Цилю устроили в столовой, за буфетом. Туда поставили ее кроватку, а с одним столиком - ампирным, красного дерева - пришлось расстаться. Тетя Роза огорчалась, даже плакала, но в конце концов все уладилось: сосед по квартире согласился поставить столик у себя, а за это тетя Роза обязалась ему платить ежемесячно какую-то сумму. Дедушка мрачно шутил: "Ну, как будто все устраивается. Не снять ли нам комнату для буфета? Как было бы без него просторно!" Тетя Роза обижалась до слез. Как объяснить свою любовь к вещам, к тому же буфету? Это не просто буфет, это реликвия, ведь он стоял еще в Одессе, и его видел Хаим Гертман...
Теперь за буфетом-реликвией поселилась маленькая Циля. "Тетя Лоза, тетя Лоза!" - кричала она по утрам, и тетя Роза, всунув жилистые петушьи ноги в стоптанные туфли, запахивая ветхий японский халат, спешила на зов.
- Цветочек мой, - говорила она и брала Цилю на руки. От ребячьей головки пахло полевыми цветами, тонкие ножки висели так безвольно, доверчиво. "Счастье мое", - говорила тетя Роза.
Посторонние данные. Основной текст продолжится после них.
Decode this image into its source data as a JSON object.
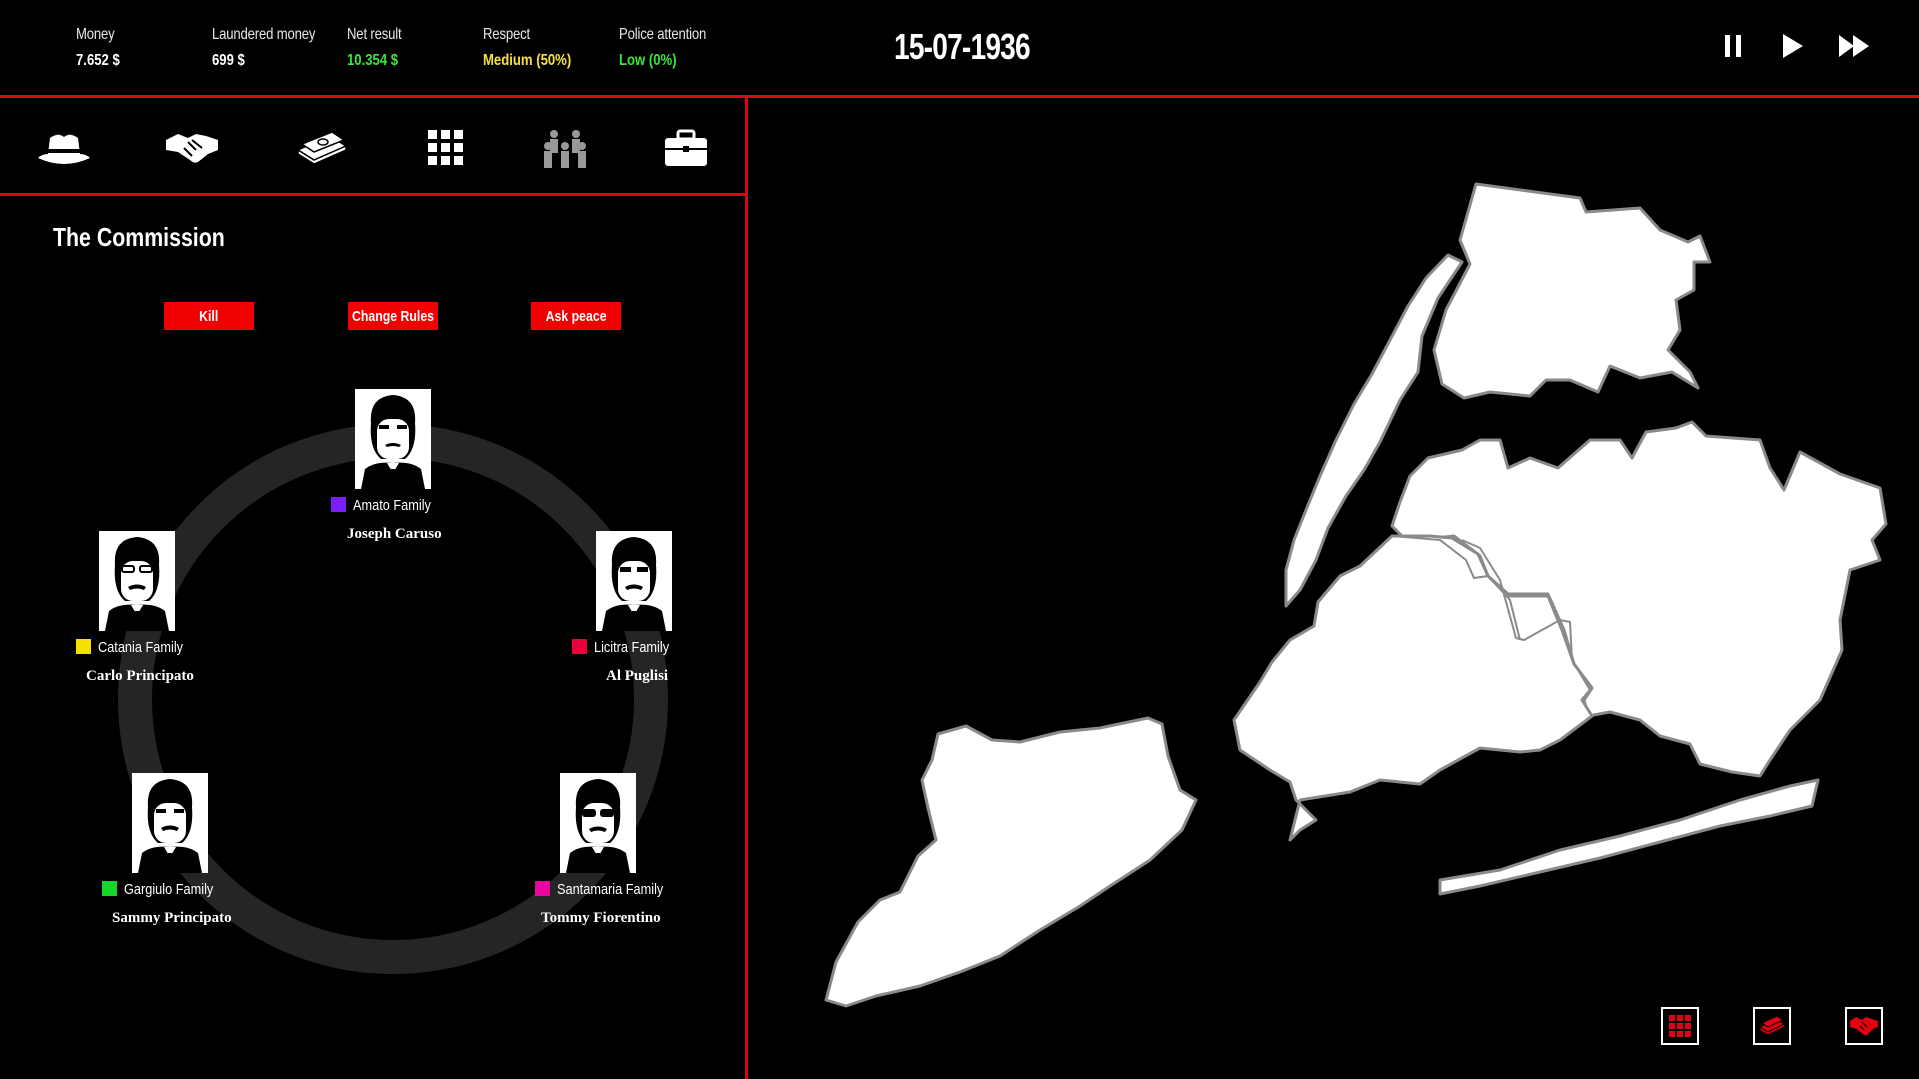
{
  "stats": [
    {
      "label": "Money",
      "value": "7.652 $",
      "color": "#ffffff"
    },
    {
      "label": "Laundered money",
      "value": "699 $",
      "color": "#ffffff"
    },
    {
      "label": "Net result",
      "value": "10.354 $",
      "color": "#39e639"
    },
    {
      "label": "Respect",
      "value": "Medium (50%)",
      "color": "#f5e13b"
    },
    {
      "label": "Police attention",
      "value": "Low (0%)",
      "color": "#39e639"
    }
  ],
  "date": "15-07-1936",
  "speed_controls": [
    "pause-icon",
    "play-icon",
    "fast-forward-icon"
  ],
  "tabs": [
    "fedora-hat-icon",
    "handshake-icon",
    "money-stack-icon",
    "grid-icon",
    "people-icon",
    "briefcase-icon"
  ],
  "panel": {
    "title": "The Commission",
    "actions": [
      "Kill",
      "Change Rules",
      "Ask peace"
    ]
  },
  "families": [
    {
      "family": "Amato Family",
      "boss": "Joseph Caruso",
      "color": "#7b1fff"
    },
    {
      "family": "Licitra Family",
      "boss": "Al Puglisi",
      "color": "#e8003d"
    },
    {
      "family": "Santamaria Family",
      "boss": "Tommy Fiorentino",
      "color": "#e8069e"
    },
    {
      "family": "Gargiulo Family",
      "boss": "Sammy Principato",
      "color": "#16d62a"
    },
    {
      "family": "Catania Family",
      "boss": "Carlo Principato",
      "color": "#f3e000"
    }
  ],
  "map_buttons": [
    "grid-icon",
    "money-stack-icon",
    "handshake-icon"
  ],
  "colors": {
    "accent": "#e3000f",
    "button": "#f00000",
    "ring": "#252525"
  }
}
Она и в самом деле становилась счастливой - это она-то, которая дала себе слово всю жизнь быть несчастной...
Для Цили она была готова на все. Ничего не умела - и все делала. Научилась по книге варить манную кашу и даже удерживалась, не клала туда никаких специй (специи вредны ребенку). Цилино белье, чулки, платья она стирала все вместе, по своему собственному способу: заливала горячей мыльной водой и кипятила в течение часа, помешивая палкой от половой щетки. Платья и чулки теряли цвет, белье становилось пестрым, но это не важно: главное, чтобы ребенок был чистенький. Глаженье тетя Роза считала предрассудком. Важно кипячение - оно предотвращает инфекцию. Ни один микроб не выдерживает, когда его кипятят в течение часа. "А сибиреязвенные споры?" - шутил дедушка.
Так или иначе, Цилины вещи кипятились в ведре каждый день, и купала ее тетя Роза тоже каждый день - истово, но неумело, и, когда Циле попадало мыло в глаза, тетя Роза вместе с ней плакала...
И дедушка полюбил Цилю. Он мог часами с нею беседовать, серьезно, на равных правах, пряча под усами растроганную улыбку.
Костя жил там и здесь. Сначала, пока Циля еще не привыкла, - больше здесь, чем там. Потом, когда Циля прижилась за буфетом и даже полюбила тетю Розу, - больше там, чем здесь...
А тетя Дуня просто угасала. Ее придавила, прижала, обезличила подлость. Она стала плаксива, подозрительна. Часто говорила словами Алеши Поповича. Она ли это была?
Иногда - нечасто - она приходила в гости к Циле, чинно садилась на какую-нибудь вещь, предварительно оглядев ее, и молчала. Сперва Циля радовалась ей, а потом отвыкла и стала дичиться. Тетя Дуня протягивала ей гостинец, а Циля отворачивалась, прятала руки под чистый, неглаженый фартучек. Пуговиц тетя Роза пришивать не умела. Циля ходила вся заколотая булавками: платьице - на булавках, чулки - на булавках, даже башмаки - и те на булавках. Это как будто огорчало тетю Дуню больше всего. Однажды, уходя, она сказала Косте:
- Видно, смерть за мной собирается.
- Тетя Дуня! С чего это?
- Молчи, - строго сказала тетя Дуня. - Я знаю, что говорю. За грехи мои господь меня карает. В церкву не хожу. Цилечка вон вся в булавках. Моя вина. Ох, пора мне, пора в землю сырую. Жалко вас, а пора.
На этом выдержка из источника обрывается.